Leaving the information panel, descend into Norchia by the deep rutted path that Dennis surely took. On reaching the lower terrace, turn right along a narrow path and visit the grand Smurina tomb. Then drop down to the wide track traversing the woodland glade. Turn left at this track and almost immediately cross the first footbridge, which has seen far better days. The narrow path winds up through the low hazels and oaks clinging to the steep face of the old town, reaching its pinched south end. Here a columbarium as well as small cremation niches have been poked into the soft, worn tufa.

Turn back, cross the Etruscan defensive works, and follow the well-worn path above the Biedano river through the narrow passage into the medieval outer gatehouse and on into the bailey of the fortress. The tall medieval keep lies surprisingly enshrouded in dense dark woodland to the right. Onwards and the broken eastern end of the 13th-century pieve emerges like a beacon. Constructed of reddish tufa blocks, pockmarked by time, this triple-apsed ruin is almost designed for romantic artists and photographers. Its crypt can be entered by a keyhole-shaped door whose lintels have been brushed by Dennis, Pallottino, and doubtless hundreds of others curious to find tombs below. Tombs there are not. The relics have long since been removed. Only collapsed walls extending back to a ghostly nave now shrouded by oak woodland provide a sense of the former monumentality of this once fine building.
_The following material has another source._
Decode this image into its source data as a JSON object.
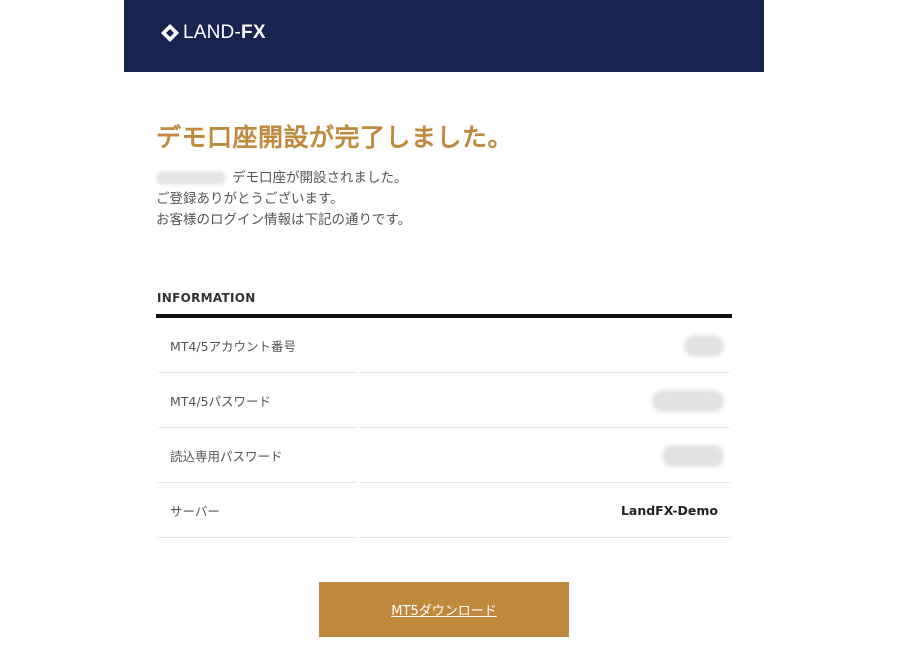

The columbarium, which contains niches where urns holding the cremated remains of Norchia’s latest ancient occupants were placed.

The path continues onwards and winds back some paces towards the flank of the Pile, before turning north down the dark, rock-hewn track that is the Via Clodia. This thoroughfare comes upon you as something of a surprise. Immersed in this anonymous arboreal hilltop, its precise engineering tells everything about Roman resolution. The rock-cutting is as sharp as it was two millennia ago. After 100m, the track is blocked by fallen rock and, to the left, through a crevice leading down into a chasm, spy a high steel ladder. This descends to the Lattanzi Tomb. It is only for the brave and those archaeologists from the École française de Rome currently re-examining this great mausoleum. Towering cliffs fall away below the tomb to a shallow lip alongside the dappled Biedano brook. Strangely, these high canyon walls have remarkably few other tombs, as the Bulwer photograph from about 1900 shows clearly. It is from this part of the Via Clodia that the rock-cut path turns back and winds down to a Heath Robinson footbridge over the Pile stream and the main track.

The 13th-century pieve of San Pietro is a majestic ruin. At the base of one of its three apses, a keyhole-shaped door provides access to its crypt.

The stillness of this place, in a landscape that is thinly inhabited today, certainly makes it feel full of phantoms. Past attempts to tame the woodland, to erect suburban-style signs, to make bridges and paths belong to an age that has long since gone. Instead, Norchia feels forgotten. The rock-carving may not match the majestic monumentality of Cerveteri or the vitality of Tarquinia’s tomb-painters, but it has nonetheless created an ethos of its own that is close to the natural order of the tufa world of northern Latium. This is not to demean the scale, artistry, and communal importance of Norchia’s remains. Rather, it is a reminder that even the grandest of places, after flourishing for centuries, can simply disappear. Of all the Etruscan cities, Norchia – in all its unvarnished arboreal mystery – excites the senses today just as it did in George Dennis’ time.